Understanding deep learning isn’t a leaderboard sport—handle with care.
Saliency maps, neuron dissection, sparse autoencoders—each surged on hype, then stalled[1] when follow‑up work showed the insight was mostly noise, easily spoofed, or valid only in cherry‑picked settings. That risks being negative progress: we spend cycles debunking ghosts instead of building cumulative understanding.
The root mismatch is methodological. Mainstream ML capabilities research enjoys a scientific luxury almost no other field gets: public, quantitative benchmarks that tie effort to ground truth. ImageNet accuracy, MMLU, SWE‑bench—one number silently kills bad ideas. With that safety net, you can iterate fast on weak statistics and still converge on something useful. Mechanistic interpretability has no scoreboard for “the network’s internals now make sense.” Implicitly inheriting benchmark‑reliant habits from mainstream ML therefore swaps a ruthless filter for a fog of self‑deception.
How easy is it to fool ourselves? Recall the “Could a neuroscientist understand a microprocessor?” study: standard neuroscience toolkits—ablation tests, tuning curves, dimensionality reduction—were applied to a 6502 chip whose ground truth is fully known. The analyses produced plausible‑looking stories that entirely missed how the processor works. Interpretability faces the same trap: shapely clusters or sharp heat‑maps can look profound until a stronger test dissolves them.

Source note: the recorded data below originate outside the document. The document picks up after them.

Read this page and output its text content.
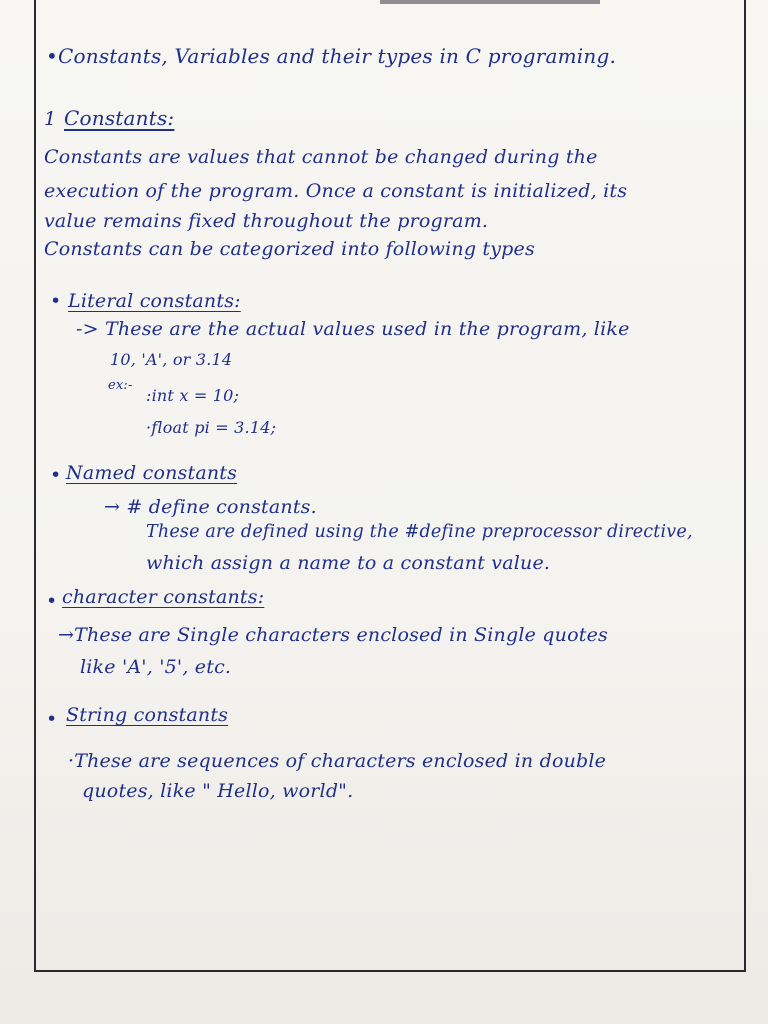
•Constants, Variables and their types in C programing.
1 Constants:
Constants are values that cannot be changed during the
execution of the program. Once a constant is initialized, its
value remains fixed throughout the program.
Constants can be categorized into following types
• Literal constants:
-> These are the actual values used in the program, like
10, 'A', or 3.14
ex:-
:int x = 10;
·float pi = 3.14;
• Named constants
→ # define constants.
These are defined using the #define preprocessor directive,
which assign a name to a constant value.
• character constants:
→These are Single characters enclosed in Single quotes
like 'A', '5', etc.
• String constants
·These are sequences of characters enclosed in double
quotes, like " Hello, world".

What methodological standard should replace the leaderboard? Reasonable researchers will disagree[2]. Borrowing from mature natural sciences like physics or neuroscience seems like a sensible default, but a proper discussion is beyond this note. The narrow claim is simpler:
Because no external benchmark will catch your mistakes, you must design your own guardrails. Methodology for understanding deep learning is an open problem, not a hand‑me‑down from capabilities work.
So, before shipping the next clever probe, pause and ask: Where could I be fooling myself, and what concrete test would reveal it? If you don’t have a clear answer, you may be sprinting without the safety net this methodology assumes—and that’s precisely when caution matters most.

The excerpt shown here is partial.